Cytokine and Estrogen Stimulation of Endothelial Cells Augments Activation of the Surface-Bound Prekallikrein-High Molecular Weight Kininogen Complex: Implications for Hereditary Angioedema (HAE)
Monday, March 7, 2016
South Exhibit Hall H (Convention Center)
Kusumam Joseph, PhD, Baby G Tholanikunnel, PhD, Allen P. Kaplan, MD FAAAAI
Background: When the prekallikrein-high molecular weight kininogen complex (PK-HK) is bound to endothelial cells, prekallikrein is stoichiometrically converted to kallikrein due to release of heat shock protein-90 (Hsp90).

Rationale: Since attacks of hereditary angioedema can be related to infection or to estrogen we questioned whether estrogen or cytokine stimulation of endothelial cells could augment release of Hsp90 and prekallikrein activation. We also tested release of profibrinolytic enzymes, urokinase (UK) and tissue plasminogen activator (TPA).

Methods: Cells were stimulated with agonists and Hsp90, UK, and TPA were measured in the culture supernatants by ELISA. Activation of the PK-HK complex was measured employing pro-phe-arg-p-nitroanilide reflecting kallikrein formation.

Results: Hsp90 release was stimulated with optimal doses of estradiol, IL-1, and TNFa (10ng/ml) from 15 min to 120 min. TPA release was not augmented by any of the agonists tested but UK was released by IL-1, TNFa and thrombin (positive control) but not estrogen. Augmented activation of PK-HK was seen with each agonist that releases Hsp90. Addition of 0.1 molar factor XII relative to PK-HK leads to rapid formation of kallikrein; factor XII alone does not autoactivate.
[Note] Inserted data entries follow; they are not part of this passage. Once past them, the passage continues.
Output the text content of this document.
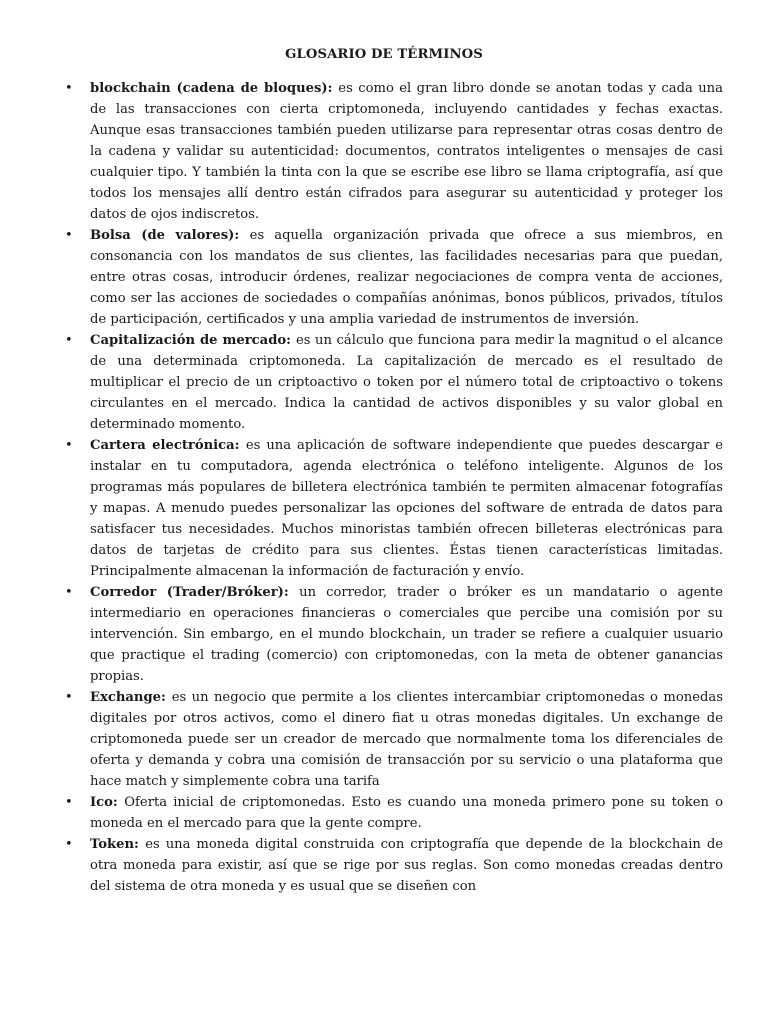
GLOSARIO DE TÉRMINOS
• blockchain (cadena de bloques): es como el gran libro donde se anotan todas y cada una de las transacciones con cierta criptomoneda, incluyendo cantidades y fechas exactas. Aunque esas transacciones también pueden utilizarse para representar otras cosas dentro de la cadena y validar su autenticidad: documentos, contratos inteligentes o mensajes de casi cualquier tipo. Y también la tinta con la que se escribe ese libro se llama criptografía, así que todos los mensajes allí dentro están cifrados para asegurar su autenticidad y proteger los datos de ojos indiscretos.
• Bolsa (de valores): es aquella organización privada que ofrece a sus miembros, en consonancia con los mandatos de sus clientes, las facilidades necesarias para que puedan, entre otras cosas, introducir órdenes, realizar negociaciones de compra venta de acciones, como ser las acciones de sociedades o compañías anónimas, bonos públicos, privados, títulos de participación, certificados y una amplia variedad de instrumentos de inversión.
• Capitalización de mercado: es un cálculo que funciona para medir la magnitud o el alcance de una determinada criptomoneda. La capitalización de mercado es el resultado de multiplicar el precio de un criptoactivo o token por el número total de criptoactivo o tokens circulantes en el mercado. Indica la cantidad de activos disponibles y su valor global en determinado momento.
• Cartera electrónica: es una aplicación de software independiente que puedes descargar e instalar en tu computadora, agenda electrónica o teléfono inteligente. Algunos de los programas más populares de billetera electrónica también te permiten almacenar fotografías y mapas. A menudo puedes personalizar las opciones del software de entrada de datos para satisfacer tus necesidades. Muchos minoristas también ofrecen billeteras electrónicas para datos de tarjetas de crédito para sus clientes. Éstas tienen características limitadas. Principalmente almacenan la información de facturación y envío.
• Corredor (Trader/Bróker): un corredor, trader o bróker es un mandatario o agente intermediario en operaciones financieras o comerciales que percibe una comisión por su intervención. Sin embargo, en el mundo blockchain, un trader se refiere a cualquier usuario que practique el trading (comercio) con criptomonedas, con la meta de obtener ganancias propias.
• Exchange: es un negocio que permite a los clientes intercambiar criptomonedas o monedas digitales por otros activos, como el dinero fiat u otras monedas digitales. Un exchange de criptomoneda puede ser un creador de mercado que normalmente toma los diferenciales de oferta y demanda y cobra una comisión de transacción por su servicio o una plataforma que hace match y simplemente cobra una tarifa
• Ico: Oferta inicial de criptomonedas. Esto es cuando una moneda primero pone su token o moneda en el mercado para que la gente compre.
• Token: es una moneda digital construida con criptografía que depende de la blockchain de otra moneda para existir, así que se rige por sus reglas. Son como monedas creadas dentro del sistema de otra moneda y es usual que se diseñen con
Conclusions: Interleukin-1, TNFa, and estrogen stimulate release of Hsp90 and augment activation of the PK-HK complex. IL-1 and TNFa stimulate release of urokinase which can augment fibrinolysis.

Clinical Implication: Attacks of angioedema in patients with HAE may be initiated by use of estrogen or infection. Cytokine or estrogen stimulation of endothelial cells and activation of the PK-HK complex may contribute to this process.